David Cannon, 66, blasted the slurry over the branch, in Newcastle upon Tyne, in a gesture which led to a two-week clean-up by stonemasons.
Cannon had a five-year battle with the bank, which he claimed had mismanaged his accounts, costing him more than pounds 100,000 and forcing him to sell his prize-winning herd of Ayrshire cows at his farm, near Ponteland, Northumberland.
After he started spraying the building, in Moseley Street, Newcastle, passers-by had to dive for cover.
Bank manager Alan Bell told Newcastle magistrates: "There was a large deposit of manure sprayed up the walls to considerable height and lying in a heap outside the door.

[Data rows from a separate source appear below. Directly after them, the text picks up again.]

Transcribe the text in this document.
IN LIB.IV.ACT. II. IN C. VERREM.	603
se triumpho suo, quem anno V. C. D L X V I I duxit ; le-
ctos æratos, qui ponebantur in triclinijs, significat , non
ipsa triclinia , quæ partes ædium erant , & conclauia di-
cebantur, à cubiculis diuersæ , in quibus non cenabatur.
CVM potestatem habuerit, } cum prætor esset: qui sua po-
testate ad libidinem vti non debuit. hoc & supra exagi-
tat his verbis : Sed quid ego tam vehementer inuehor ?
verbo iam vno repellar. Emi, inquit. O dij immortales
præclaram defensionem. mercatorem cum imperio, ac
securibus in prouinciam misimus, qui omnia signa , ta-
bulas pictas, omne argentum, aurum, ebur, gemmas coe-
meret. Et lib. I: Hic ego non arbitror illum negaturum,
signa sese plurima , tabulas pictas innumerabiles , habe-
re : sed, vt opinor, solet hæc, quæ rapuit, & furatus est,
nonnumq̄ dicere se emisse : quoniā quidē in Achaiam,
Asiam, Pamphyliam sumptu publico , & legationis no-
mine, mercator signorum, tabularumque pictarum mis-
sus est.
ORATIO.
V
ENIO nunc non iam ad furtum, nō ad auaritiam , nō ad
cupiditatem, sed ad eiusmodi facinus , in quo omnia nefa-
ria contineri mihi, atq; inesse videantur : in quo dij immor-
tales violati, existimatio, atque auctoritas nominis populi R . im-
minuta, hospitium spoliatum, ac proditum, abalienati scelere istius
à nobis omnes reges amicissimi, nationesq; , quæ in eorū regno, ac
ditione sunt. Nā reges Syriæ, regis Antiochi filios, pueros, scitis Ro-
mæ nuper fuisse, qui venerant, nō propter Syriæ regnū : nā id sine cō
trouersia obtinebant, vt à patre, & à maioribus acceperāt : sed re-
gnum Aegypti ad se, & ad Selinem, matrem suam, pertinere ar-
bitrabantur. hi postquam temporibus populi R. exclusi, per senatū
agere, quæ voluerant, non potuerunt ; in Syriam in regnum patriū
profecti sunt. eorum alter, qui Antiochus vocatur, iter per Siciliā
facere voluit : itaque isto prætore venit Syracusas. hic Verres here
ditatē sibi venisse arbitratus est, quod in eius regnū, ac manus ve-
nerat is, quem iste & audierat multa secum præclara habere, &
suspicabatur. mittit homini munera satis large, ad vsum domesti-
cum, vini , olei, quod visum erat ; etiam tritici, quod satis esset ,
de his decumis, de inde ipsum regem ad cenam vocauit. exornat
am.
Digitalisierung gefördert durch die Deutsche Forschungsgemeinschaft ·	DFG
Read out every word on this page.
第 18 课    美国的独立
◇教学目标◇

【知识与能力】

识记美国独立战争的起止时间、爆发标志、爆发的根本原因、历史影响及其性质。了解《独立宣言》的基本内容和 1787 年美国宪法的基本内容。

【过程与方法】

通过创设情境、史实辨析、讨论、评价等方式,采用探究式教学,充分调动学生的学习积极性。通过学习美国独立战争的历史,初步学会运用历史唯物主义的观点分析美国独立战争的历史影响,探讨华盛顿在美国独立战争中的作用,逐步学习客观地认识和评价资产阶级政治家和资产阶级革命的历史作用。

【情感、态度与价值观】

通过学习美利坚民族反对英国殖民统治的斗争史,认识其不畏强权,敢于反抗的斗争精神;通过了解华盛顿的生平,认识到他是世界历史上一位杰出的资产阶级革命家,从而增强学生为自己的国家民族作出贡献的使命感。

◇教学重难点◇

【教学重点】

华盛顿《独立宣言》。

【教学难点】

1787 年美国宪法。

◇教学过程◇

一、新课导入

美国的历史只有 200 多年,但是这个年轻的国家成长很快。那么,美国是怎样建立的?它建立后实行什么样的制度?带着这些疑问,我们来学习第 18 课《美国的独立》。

"We had to have scaffolding erected and the stonework professionally cleaned because the matter had leaked into the sandstone. The effluent was too deep to walk into the bank unless you had waders on."
Cannon was convicted of criminal damage but was given a conditional discharge by magistrates, who ordered him to pay pounds 2,000 compensation, although NatWest had claimed pounds 4,500.
The farmer earlier told the court he did not know the bank branch was a listed building.
He added: "Nobody knows the frustration we've had because of the bank. There's plenty of people who would have ended up in the nuthouse or been driven to suicide".
Three years ago, Cannon was ordered to pay pounds 1,138 compensation to Castle Morpeth Council, Northumberland, for spraying their offices with slurry after being refused planning permission to build a bungalow.
Cannon, who is suing NatWest through the civil courts, alleging negligence over the handling of his affairs, said after yesterday's hearing: "I have no regrets about what I did. After all, they dropped me in the shit.
"I would do the same every morning if I could keep myself out of jail. It doesn't take any bottle to drive a tractor into town and start the muckspreader. "I was driven to it by sheer frustration. It was a case of the little man being hammered by a big institution and I couldn't take any more."